O problema da segurança
Por Daniel Cassol
Quem lê Zero Hora e assiste aos noticiários da RBS se apavora. Minha mãe, que mora no interior, é um exemplo: está a ponto de me mandar de volta para São Sepé se o PT não acabar com o "problema da segurança". Ela conhece Porto Alegre através das notícias que recebe, e fica estarrecida com a propagada onda de violência que se instalou na cidade.
Mas, espera um pouco. Mesmo que Porto Alegre não seja uma cidade com alto índice de violência, e não é, esse tal "problema da segurança" de que jornalistas respeitados, como Lasier Martins e Rogério Mendelski, costumam falar é um problema de toda a grande cidade. O professor de jornalismo da USP, Bernardo Kucinski, em seu livro A Síndrome da Antena Parabólica, critica a maioria dos jornalistas, que "tentam resumir a vida em tabelas de computador ou em debates de nível ginasiano ‘contra e a favor’". Na verdade, ele falava da relação da mídia com Fernando Henrique, mas aproveito sua afirmação para corroborar a minha tese.
O Jornal do Almoço inaugurou ano passado uma série de reportagens sobre segurança pública, em que perguntava no fim: "Onde está o policial?". Como disse o professor Kucinski, isso nada mais é que uma redução de um problema complexo a um debate de "nível ginasiano". A solução é, para os veículos da RBS, mais policial na rua.
Sabemos que não se acaba com a violência urbana apenas colocando mais policias nas ruas.
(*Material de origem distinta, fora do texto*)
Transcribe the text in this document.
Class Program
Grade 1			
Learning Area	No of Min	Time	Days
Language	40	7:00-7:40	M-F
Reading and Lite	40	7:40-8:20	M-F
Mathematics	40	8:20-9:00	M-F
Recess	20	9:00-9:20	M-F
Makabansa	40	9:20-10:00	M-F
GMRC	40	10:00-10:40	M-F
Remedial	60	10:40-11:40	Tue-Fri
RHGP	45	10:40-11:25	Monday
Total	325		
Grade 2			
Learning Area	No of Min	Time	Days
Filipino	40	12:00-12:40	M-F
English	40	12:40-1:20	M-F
Essa é uma questão que envolve uma série de problemas sociais – de condições aos policiais e aos próprios bandidos que, se pudessem trabalhar e sustentar sua família, acredito, não iriam assaltar taxistas. Problemas esses que vêm de longe, não são discutidos na imprensa, mas que o Mendelski jura que são culpa do PT. E outra: é impressão minha ou Porto Alegre ficou perigosa, o sistema carcerário gaúcho tornou-se obsoleto es as polícias civil e militar despreparadas só depois do 1o de janeiro de 1999?
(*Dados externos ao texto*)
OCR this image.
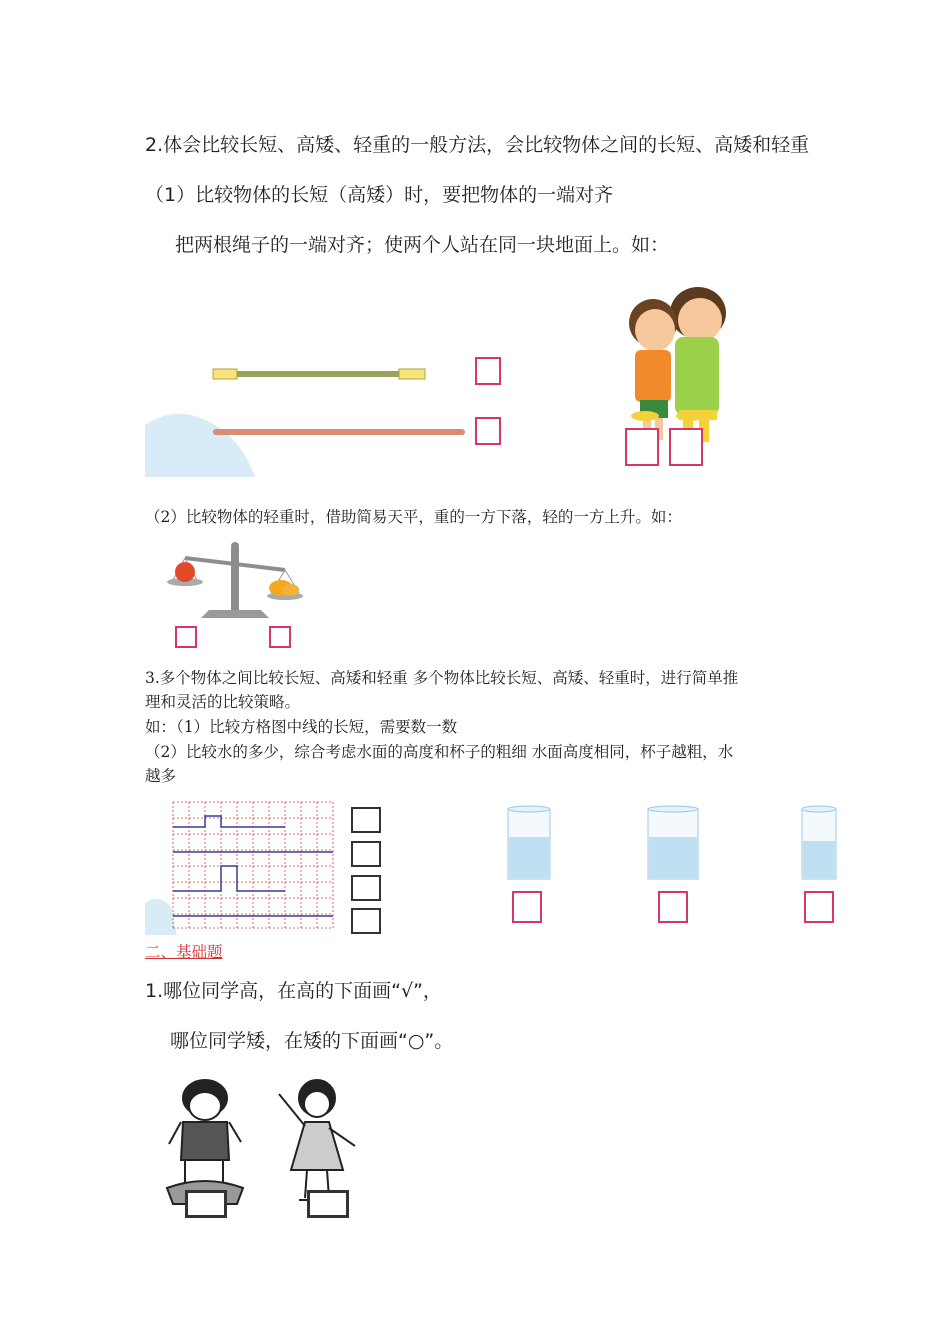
2.体会比较长短、高矮、轻重的一般方法，会比较物体之间的长短、高矮和轻重
（1）比较物体的长短（高矮）时，要把物体的一端对齐
把两根绳子的一端对齐；使两个人站在同一块地面上。如：
（2）比较物体的轻重时，借助简易天平，重的一方下落，轻的一方上升。如：
3.多个物体之间比较长短、高矮和轻重 多个物体比较长短、高矮、轻重时，进行简单推
理和灵活的比较策略。
如：（1）比较方格图中线的长短，需要数一数
（2）比较水的多少，综合考虑水面的高度和杯子的粗细 水面高度相同，杯子越粗，水
越多
二、基础题
1.哪位同学高，在高的下面画“√”，
哪位同学矮，在矮的下面画“○”。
O problema é que, nesse e em muitos outros casos, a credibilidade de nossos jornais é afetada por interesses outros, dos donos das empresas que comandam o monopólio gaúcho das comunicações. Quando Olívio assumiu o Governo, a editoria de polícia de ZH, que havia sido quase que abolida pelo antigo diretor de redação Augusto Nunes, tornou-se uma das mais atuantes. Assaltos e assassinatos voltaram a virar manchetes. Por quê? Ora, só para lembrar: na época da privatização da CRT, a RBS instalou o pensamento de que a empresa era defasada e deficitária e, logo depois, abocanhou-a. Quando a CRT sofreu intervenção, li uma notinha na capa, quase escondia pela trágica manchete da morte das crianças em Uruguaiana (edição que deve ter vendido bastante). Outra: em uma recente matéria do Segundo Caderno ("A Casa não decolou") sobre o "fracasso" da Casa de Cultura Mário Quintana, a jornalista de ZH, diante de alguns depoimentos positivos sobre a CCMQ, conforme contou um dos diretores a uma posterior entrevista ao Jornal Já, perguntava: "tá, mais não tem nada de ruim acontecendo?". Muito parecido, inclusive, com as entradas ao vivo de uma repórter no Jornal do Almoço, que tentava "encontrar" policiais nas ruas de Porto Alegre e, surpreendentemente, nunca conseguia.
Feita a lembrança, afirmo, sem nenhum constrangimento, que a RBS não quer o PT em nenhum governo e, para conseguir isso, pretende instalar um pensamento único no estado de crítica ao governo e à prefeitura de POA, ouvindo sempre apenas o lado que interessa. Nessas horas sou eu que faço a pergunta: onde está o jornalista?
E não é só isso. Com a chegada da campanha para prefeito, os candidatos da oposição na capital fazem coro à RBS e afirmam, em debates e entrevistas, que vão acabar com o problema da segurança, assim como também vão gerar mais empregos e acabar com o caos no trânsito. É o que eu chamo de burrice demagógica. Como vão acabar? Não dizem. É um assunto que não interessa a eles responder. O que mais me intriga, no entanto, é que não há ninguém para perguntar.